Wat kunnen op termijn de gevolgen zijn? Voor Damaged Goods of Compagnie Zoo is het niet denkbeeldig dat zij bij de eerste de beste gelegenheid verkassen naar het buitenland. Dat zou een grote aderlating betekenen van het Vlaamse danslandschap. Al beweert de commissie dat Brussel de wereldhoofdstad van de dans is, ze ondergraaft zelf de voedingsbodem ervoor. Door bovendien geen nieuwkomers toe te laten, wordt ook beloftevolle jonge choreografen de pas afgesneden. Dat wordt dan weer door de minister verantwoord vanuit de algemene beleidslijn om geen structuren rond één maker meer toe te laten.

De situatie in de dans verschilt echter hemelsbreed van die in het theater: in dans is ensemblevorming nog steeds de uitgelezen hefboom voor hoogstaand werk.

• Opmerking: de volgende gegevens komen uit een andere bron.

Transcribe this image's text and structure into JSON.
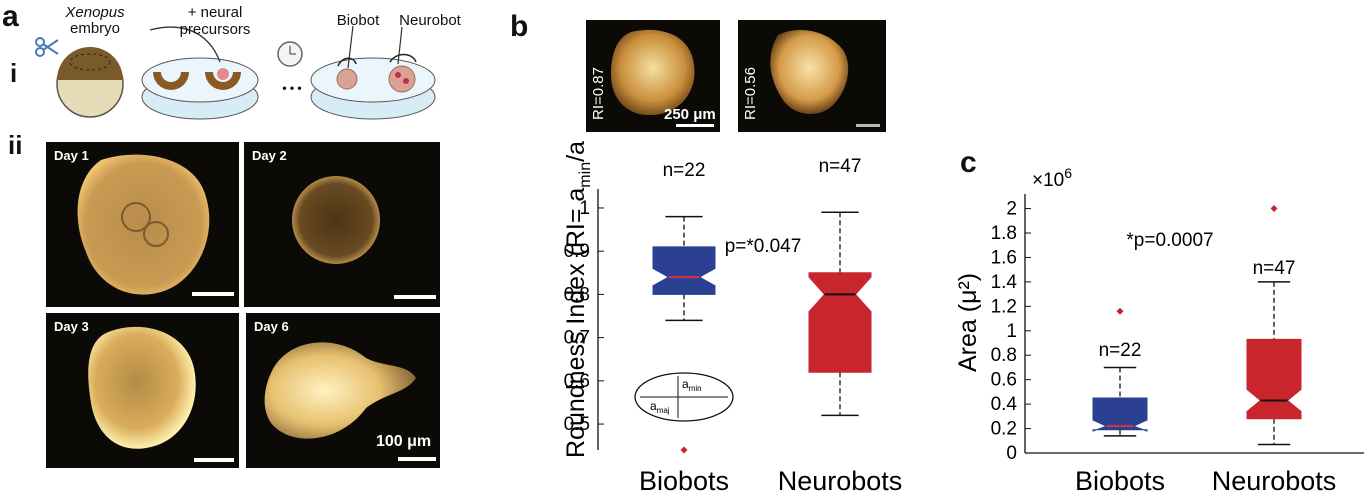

Meerdere choreografen in één gezelschap bijeenbrengen kan enkel mits de ensembles sterk in omvang groeien. In zijn huidige bezetting kan Rosas bijvoorbeeld nauwelijks een tweede choreograaf naast De Keersmaeker dragen.

Ten slotte is PARTS, de dansschool binnen Rosas, steeds een belangrijke impuls geweest voor het danslandschap. Hoe meer dat gezelschap in nauwe schoentjes komt, hoe minder middelen het zal kunnen investeren in steun aan de school of steun aan jonge makers via de 'Werkhuisproducties'. Het gezelschap heeft echter een financieel zwaard van Damocles boven het hoofd: met de bestuurswissel in de Munt is het onzeker of er vanuit die hoek steun blijft komen. Indien dat tot een inkrimping van het gezelschap leidt, zijn de gevolgen nauwelijks in te schatten. Een neerbuigend commissierapport heeft zo potentieel de basis gelegd voor de neergang van een sector die Vlaanderen artistiek internationaal op de kaart zette.